Lo studio conferma “l’enorme presenza anche nel Mediterraneo di microplastiche con valori paragonabili a quelli che si trovano nelle “zuppe di plastica” presenti nei vortici oceanici – dice Greenpeace – Preoccupante è il fatto che concentrazioni cosi elevate di microplastiche siano evidenti anche nel Mediterraneo, un bacino semi-chiuso fortemente antropizzato, con un limitato riciclo d’acqua che ne consente l’accumulo”. Le microplastiche primarie vengono da prodotti per l’igiene personale, come cosmetici o dentifrici, o sono le polveri di plastica usate per la produzione di materiali plastici, mentre le microplastiche secondarie derivano dalla frammentazione e decomposizione di materiali plastici di dimensioni più grandi. Diversi studi hanno inoltre evidenziato che le microplastiche secondarie contengono additivi chimici come gli ftalati.

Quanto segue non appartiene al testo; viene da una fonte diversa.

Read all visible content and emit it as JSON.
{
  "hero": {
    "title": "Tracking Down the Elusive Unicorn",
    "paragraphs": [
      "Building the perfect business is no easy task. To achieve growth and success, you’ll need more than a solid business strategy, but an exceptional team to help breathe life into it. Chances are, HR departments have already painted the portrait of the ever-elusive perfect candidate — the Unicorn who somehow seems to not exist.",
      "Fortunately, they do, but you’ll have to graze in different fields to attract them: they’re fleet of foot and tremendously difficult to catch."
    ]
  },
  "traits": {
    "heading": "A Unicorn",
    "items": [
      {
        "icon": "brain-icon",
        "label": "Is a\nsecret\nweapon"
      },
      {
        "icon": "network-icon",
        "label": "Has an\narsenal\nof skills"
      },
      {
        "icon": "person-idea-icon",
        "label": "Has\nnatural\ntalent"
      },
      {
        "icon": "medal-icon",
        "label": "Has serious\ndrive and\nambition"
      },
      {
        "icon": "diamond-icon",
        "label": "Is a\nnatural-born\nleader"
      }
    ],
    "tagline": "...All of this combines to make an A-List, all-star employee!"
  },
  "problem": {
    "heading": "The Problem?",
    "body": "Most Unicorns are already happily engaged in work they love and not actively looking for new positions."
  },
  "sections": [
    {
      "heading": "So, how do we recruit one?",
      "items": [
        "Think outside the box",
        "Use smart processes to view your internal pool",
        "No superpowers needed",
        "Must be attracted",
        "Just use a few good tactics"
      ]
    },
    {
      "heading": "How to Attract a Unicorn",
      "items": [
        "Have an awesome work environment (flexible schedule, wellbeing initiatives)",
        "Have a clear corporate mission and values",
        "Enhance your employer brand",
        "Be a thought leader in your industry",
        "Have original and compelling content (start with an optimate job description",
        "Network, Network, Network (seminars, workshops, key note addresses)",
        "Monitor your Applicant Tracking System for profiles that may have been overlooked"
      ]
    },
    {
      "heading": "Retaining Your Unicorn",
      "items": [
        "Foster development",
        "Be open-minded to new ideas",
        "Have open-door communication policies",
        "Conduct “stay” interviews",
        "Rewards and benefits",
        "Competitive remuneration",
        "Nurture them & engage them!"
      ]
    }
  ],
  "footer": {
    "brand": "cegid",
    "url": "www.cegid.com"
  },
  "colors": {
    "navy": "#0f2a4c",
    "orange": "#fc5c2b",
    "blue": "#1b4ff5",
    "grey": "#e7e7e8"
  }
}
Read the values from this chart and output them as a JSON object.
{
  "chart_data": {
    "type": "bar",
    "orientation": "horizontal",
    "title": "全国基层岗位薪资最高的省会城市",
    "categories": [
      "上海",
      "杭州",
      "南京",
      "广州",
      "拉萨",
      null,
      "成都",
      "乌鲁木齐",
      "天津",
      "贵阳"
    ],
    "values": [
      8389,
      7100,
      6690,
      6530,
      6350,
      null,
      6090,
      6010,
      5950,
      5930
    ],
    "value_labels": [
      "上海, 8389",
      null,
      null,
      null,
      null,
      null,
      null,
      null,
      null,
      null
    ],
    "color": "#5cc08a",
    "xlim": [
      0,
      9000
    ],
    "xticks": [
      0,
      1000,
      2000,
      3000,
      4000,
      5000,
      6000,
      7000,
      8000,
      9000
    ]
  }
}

Durante la campagna sono stati analizzati campioni di acqua di mare di 19 stazioni lungo la costa, da Genova ad Ancona, sia alla foce di fiumi e porti che in aree marine protette. Evidenziano che la plastica c’è ovunque, in concentrazioni di questa portata: è come nuotare in una piscina olimpica con 5500 pezzi di plastica se viene riempita con l’acqua delle Isole Tremiti, con 8900 pezzi di plastica se si utilizza l’acqua di Portici. “I risultati indicano che l’inquinamento da plastica non conosce confini e che i frammenti si accumulano anche in aree protette o in zone teoricamente lontane da sorgenti di inquinamento – spiega Francesca Garaventa, responsabile CNR-Ismar dei campionamenti” L’analisi ha permesso di identificare 14 tipi di polimeri. “I dati raccolti confermano che i nostri mari stanno letteralmente soffocando sotto una montagna di plastica e microplastica, per lo più derivante dall’uso e dalla dispersione di articoli monouso – commenta Serena Maso, campagna mare di Greenpeace – Per invertire questo drammatico trend bisogna intervenire alla fonte, ovvero la produzione. Il riciclo non è la soluzione e sono le aziende responsabili che devono farsi carico del problema, partendo dall’eliminazione della plastica usa e getta.”